Kim Jong-un descarta diálogo e ameaça aniquilar a Coreia do Sul
Em um movimento que eleva drasticamente a temperatura geopolítica na península, o líder norte-coreano Kim Jong-un declarou que Pyongyang está preparada para aniquilar a Coreia do Sul caso o país se sinta ameaçado.

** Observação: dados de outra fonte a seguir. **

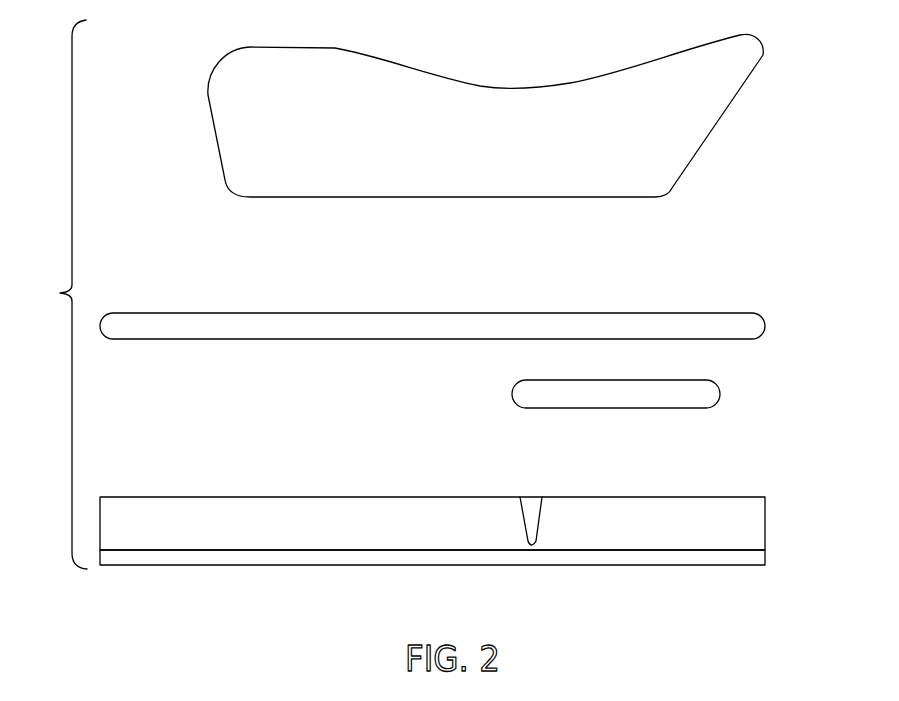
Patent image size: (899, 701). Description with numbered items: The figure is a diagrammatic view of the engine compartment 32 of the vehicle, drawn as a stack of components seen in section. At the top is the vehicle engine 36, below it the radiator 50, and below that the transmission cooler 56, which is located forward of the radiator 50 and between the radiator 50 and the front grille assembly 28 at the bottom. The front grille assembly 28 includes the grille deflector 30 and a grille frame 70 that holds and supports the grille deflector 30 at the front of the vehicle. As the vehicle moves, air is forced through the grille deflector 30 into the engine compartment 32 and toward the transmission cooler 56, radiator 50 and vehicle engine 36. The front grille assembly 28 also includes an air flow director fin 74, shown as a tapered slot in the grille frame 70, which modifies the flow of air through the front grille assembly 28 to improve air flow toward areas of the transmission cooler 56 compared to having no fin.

The front grille assembly 28 is at (168, 582).
The grille deflector 30 is at (661, 567).
The engine compartment 32 is at (57, 294).
The vehicle engine 36 is at (715, 137).
The radiator 50 is at (562, 313).
The transmission cooler 56 is at (721, 395).
The grille frame 70 is at (649, 497).
The air flow director fin 74 is at (547, 512).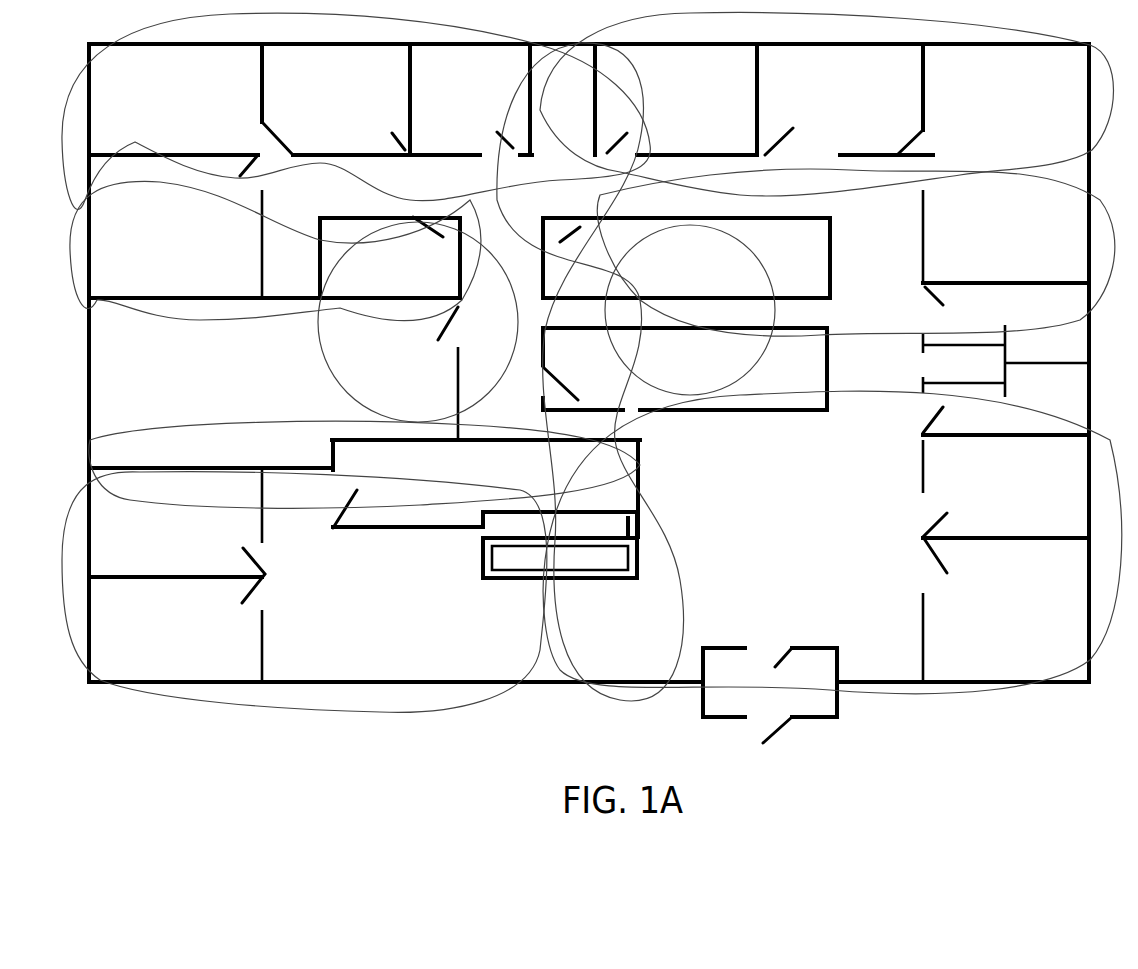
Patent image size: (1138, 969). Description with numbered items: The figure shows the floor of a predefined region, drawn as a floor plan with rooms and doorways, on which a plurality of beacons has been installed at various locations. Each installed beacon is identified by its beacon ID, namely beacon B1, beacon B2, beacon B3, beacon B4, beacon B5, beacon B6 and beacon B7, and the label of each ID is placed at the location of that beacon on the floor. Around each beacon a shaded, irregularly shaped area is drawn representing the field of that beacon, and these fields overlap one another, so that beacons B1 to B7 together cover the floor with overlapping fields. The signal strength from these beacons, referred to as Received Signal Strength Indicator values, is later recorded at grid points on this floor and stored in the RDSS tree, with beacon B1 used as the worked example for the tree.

The beacon B1 is at (590, 372).
The beacon B2 is at (356, 111).
The beacon B3 is at (827, 104).
The beacon B4 is at (294, 301).
The beacon B5 is at (351, 566).
The beacon B6 is at (855, 282).
The beacon B7 is at (832, 542).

Durante o nono Congresso do Partido dos Trabalhadores, Kim descartou qualquer possibilidade imediata de retomada de diálogo, classificando Seul como o “inimigo mais hostil”. Segundo a agência estatal KCNA, o líder criticou duramente a postura do governo sul-coreano, rotulando suas tentativas de aproximação como manobras enganosas e grosseiras.
Expansão do arsenal e metas militares
O discurso de Kim Jong-un não se limitou à retórica agressiva; ele estabeleceu metas ambiciosas para os próximos cinco anos, focadas na consolidação da Coreia do Norte como uma potência nuclear inquestionável. Com estimativas apontando para um estoque de cerca de 50 ogivas, o regime pretende agora acelerar a produção de material físsil e diversificar seus meios de ataque.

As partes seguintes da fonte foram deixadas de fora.